The conception of social forces was never challenged so long as it was merely an everyday commonplace. When it passed into technical forms of expression, doubts began to be urged. If anyone in the United States had questioned the existence of Mrs. Grundy fifty years ago, he would have been pitied and ignored as a harmless "natural." Social forces in the form of gossip, and personified in Mrs. Grundy, were real to everybody. But the particular species of social forces which Mrs. Grundy represented were neither more nor less real than the other social forces which had no name in folk-lore. Persons incessantly influence persons. The modes of this influence are indescribably varied. They are conscious and unconscious, accidental and momentary, or deliberate and persistent. They are conventional and continuous, the result of individual habit, or of custom crystallized into national or racial institutions.
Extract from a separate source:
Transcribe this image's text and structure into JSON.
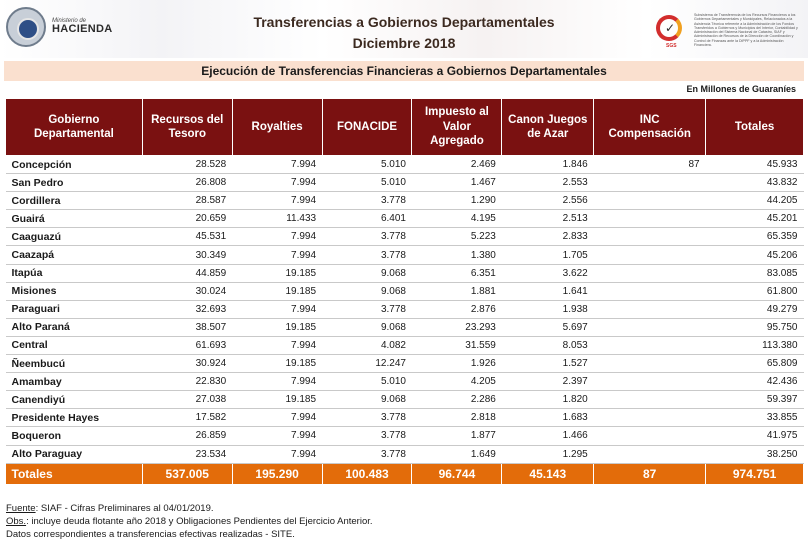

It is difficult to imagine how there could be any reality, or at least any significance, in the fact which we have named “the spiritual environment," if that environment did not have means of affecting persons. The ways in which the spiritual environment comes to be an environment at all in effect are simply the modes of action followed by the social forces. Yet our analysis of the social forces must not be treated as though it were in any

sense a deduction from the idea of a spiritual environment. The reverse is the case. We do not get the idea of a spiritual environment until we have found out that there are many distinct social forces, and then it becomes convenient for some purposes to mass them in one conception, to which we give the name "spiritual environment," or some equivalent. The simple fact which the concept "social forces" stands for is that every individual acts and is acted upon in countless ways by the other persons with whom he associates. These modes of action and reaction between persons may be classified, and the more obvious and recurrent among them may be enumerated. More than this, the action of these social forces may be observed, and the results of observation may be organized into social laws. Indeed, there would be only two alternatives, if we did not discover the presence and action of social forces. On the one hand, social science at most would be a subdivision of natural science. On the other hand, the remaining alternative would be the impossibility of social science altogether.

But social forces are just as distinctly discernible as chemical forces. The fact that we are not familiar with them no more makes against their existence and their importance than general ignorance of the pressure of the atmosphere takes that phenomenon out of the physical world. The social forces are the atmosphere of the moral world. They are not only the atmosphere, but they are a very large part of the moral world in general. If we could compose a complete account of the social forces we should at the same time have completed, from one point of attention at least, a science of everything involved in human society.

As suggested above, a preface to Ward's analysis of the social forces should be found in antecedent analysis of interests. As Ward correctly observes:

All beings which can be said to perform actions do so in obedience to those mental states which are denominated desires. . . We will, therefore, rest content to assume that desire is the essential basis of all action, and hence the true force in the sentient world (AMERICAN JOURNAL OF SOCIOLOGY, Vol. I, p. 468).